Property Description Type At Gate Taxiing Take-off Cruise Approach and Landing
gear/gear[0..5]/position-norm Gear Position double (interpolated over 10 seconds 1.0 1.0 0.0 (above 400ft) 0.0 1.0 (below 2000ft)
surface-positions/flap-pos-norm Flaps position double (interpolated over 20 seconds 0.0 0.0 0.5 (below 2000ft) 0.0 1.0 ( below 2000ft)
surface-positions/spoiler-pos-norm Spoiler position double 0.0 0.0 0.0 0.0 1.0 (on runway)
surface-positions/speedbrake-pos-norm Speedbrake position double 0.0 0.0 0.0 0.0 1.0 (below 2000ft)
controls/lighting/beacon Beacon bool false true true true true
controls/lighting/cabin-lights Cabin lights bool true true true false false
controls/lighting/landing-lights Landing lights bool false false false true true
controls/lighting/nav-lights Navigation lights bool false true true true true
controls/lighting/strobe Strobes bool false false true true true
controls/lighting/taxi-lights Taxi lights bool false true false false false

SIDs / STARs

SID is an acronym for Standard Instrument Departure. Likewise, STAR is an acronym for Standard Terminal Arrival Route. Directly after takeoff, in particular at busy airports, aircraft follow a standard flight path, that will keep them safely separated from arriving traffic, avoid ground obstructions, and also keeps traffic away from populated areas as much as possible. Currently, steps are in progress to allow FlightGear traffic to follow SIDs. Ultimately, the plan is to provide SID and STAR data in a format that can also be used by the user controlled Aircraft's Flight Management Computer. Currently, some sample data exist in the form of a PropertyList formatted XML file that contains a list of way points.

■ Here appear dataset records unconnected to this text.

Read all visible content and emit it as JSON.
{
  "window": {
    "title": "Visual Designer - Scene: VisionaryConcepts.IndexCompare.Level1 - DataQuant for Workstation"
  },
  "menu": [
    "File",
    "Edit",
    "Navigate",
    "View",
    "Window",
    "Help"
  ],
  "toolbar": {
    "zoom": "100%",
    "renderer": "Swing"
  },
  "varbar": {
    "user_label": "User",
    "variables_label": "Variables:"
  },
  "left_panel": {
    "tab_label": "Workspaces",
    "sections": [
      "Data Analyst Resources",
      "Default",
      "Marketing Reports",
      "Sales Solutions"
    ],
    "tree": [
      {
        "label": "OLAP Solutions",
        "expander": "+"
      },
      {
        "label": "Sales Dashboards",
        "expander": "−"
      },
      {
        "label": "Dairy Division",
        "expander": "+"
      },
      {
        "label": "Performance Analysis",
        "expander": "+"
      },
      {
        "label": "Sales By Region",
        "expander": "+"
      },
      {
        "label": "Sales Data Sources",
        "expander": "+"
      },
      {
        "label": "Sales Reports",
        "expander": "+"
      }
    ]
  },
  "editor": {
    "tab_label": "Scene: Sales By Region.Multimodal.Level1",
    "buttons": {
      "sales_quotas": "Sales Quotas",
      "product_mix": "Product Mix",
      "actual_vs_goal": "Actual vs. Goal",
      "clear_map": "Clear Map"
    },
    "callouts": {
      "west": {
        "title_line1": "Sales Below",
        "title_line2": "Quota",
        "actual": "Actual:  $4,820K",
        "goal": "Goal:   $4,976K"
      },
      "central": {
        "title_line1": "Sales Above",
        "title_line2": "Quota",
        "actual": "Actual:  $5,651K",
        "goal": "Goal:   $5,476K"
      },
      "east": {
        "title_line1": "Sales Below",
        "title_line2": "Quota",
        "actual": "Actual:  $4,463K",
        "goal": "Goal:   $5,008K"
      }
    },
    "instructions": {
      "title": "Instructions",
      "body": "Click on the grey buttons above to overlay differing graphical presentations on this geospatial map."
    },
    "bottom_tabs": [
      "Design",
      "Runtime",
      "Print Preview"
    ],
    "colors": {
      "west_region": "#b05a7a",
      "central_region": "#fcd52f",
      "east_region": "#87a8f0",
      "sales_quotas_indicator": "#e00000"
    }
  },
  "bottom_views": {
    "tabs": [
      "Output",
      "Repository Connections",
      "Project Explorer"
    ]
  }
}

This section of the AI Traffic documentation is meant as a stub that keeps track of the current development. At the moment of writing, some proof-of-concept data for EHAM SIDs will be committed to the World Scenery Repository, along with some experimental code in FlightGear to make use of this data. Note that this data is meant to be just that; a proof-of-concept. User contributions will be accepted as soon as the format has stabilized.

Appendix: Special Notes

Performance

With recent versions of FlightGear, we have much better performance than before so realistic density of traffic is currently possible even for slower computers. For those who are still afraid, there is an, as of yet, unpublished feature: set a new property "/sim/traffic-manager/proportion" to any value between 0 and 1 in your preferences.xml. During program start up, the traffic manager draws a random number (between 0 and 1) for each aircraft, and if that random number is smaller than the value specified in /sim/traffic-manager/proportion, the aircraft is added, otherwise it is discarded. In essence, only the specified proportion of aircraft will be loaded.

Unfortunately you can't change this at runtime yet, so you need a little bit trial and error! However, it should allow the combination of slower computers and dense traffic files.